A velocidade da mudança dá um golpe decisivo no valor da durabilidade. A ideia de valor permanente, imune ao fluxo do tempo, parece não ter fundamento na experiência humana. O antigo ou de longa duração se torna sinônimo de fora de moda, ultrapassado, algo que sobreviveu à sua utilidade, e, portanto, está destinado a terminar em breve numa pilha de lixo.
Quando comparada ao tempo de vida dos objetos que servem à existência humana e às instituições que a estruturam, a vida humana parece ter hoje a maior expectativa de duração.
Na verdade, a vida humana parece ser a única entidade com expectativa crescente de duração, e não em rápido processo de encurtamento. Há cada vez menos coisas à nossa volta – excetuando aquelas que são recortadas da vida quotidiana – que tenham visto o tempo anterior ao nascimento do indivíduo.
Concentramos as nossas atenções e nossas energias em tarefas de acordo com o nosso alcance, a nossa competência e capacidade de consumo. As coisas devem estar prontas para consumo imediato. As tarefas devem produzir resultados antes que a atenção se desvie para outros esforços. Os assuntos devem gerar frutos antes que o entusiasmo por eles termine.
A história moderna é um esforço contínuo para afastar os limites do que pode ser mudado à vontade pelos seres humanos e aperfeiçoado para melhor se adequar às necessidades e desejos destes. Se no passado a arte da vida consistia principalmente em encontrar os meios adequados para atingir determinados fins, agora se trata de testar, um após o outro, todos os fins que se possam atingir com a ajuda dos meios que se possui ou que estão ao alcance.
Não vivemos o fim da história, nem tampouco o princípio do fim. Estamos no limiar de uma grande transformação. Que formas institucionais essa transformação efetivamente produzirá é difícil conjeturar: a história não pode ser realmente objeto de uma aposta antecipada.
É bastante improvável que qualquer modelo com base em um único fator seja capaz de dar conta da complexidade do mundo em que vivemos e abranger a totalidade da experiência humana.
A força da sociedade moderna sobre os indivíduos se baseia agora em sua atitude evasiva, na imprevisibilidade desorientadora de seus movimentos e na habilidade com que desafia expectativas e volta atrás em suas promessas – declaradas sem rodeios ou engenhosamente insinuadas.
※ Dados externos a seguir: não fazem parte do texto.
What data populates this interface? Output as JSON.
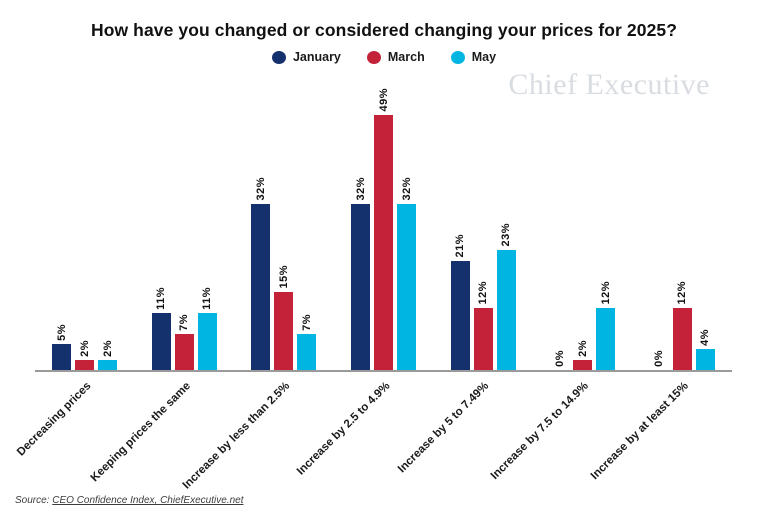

Na vida moderna, os relacionamentos tendem a ser o foco da mais aguda ambivalência: o preço da companhia que todos nós ardentemente desejamos é invariavelmente o abandono, pelo menos parcial, da independência, não importa o quanto possamos desejar aquela sem este.
Hoje, expostos às facilidades da tecnologia eletrônica, perdemos a habilidade de nos engajar em interações espontâneas com pessoas reais. Escrevemos mensagens no celular para escapar de interações complexas e difíceis de abandonar com pessoas reais que estão à nossa volta.
*Tarcisio Padilha Junior é engenheiro.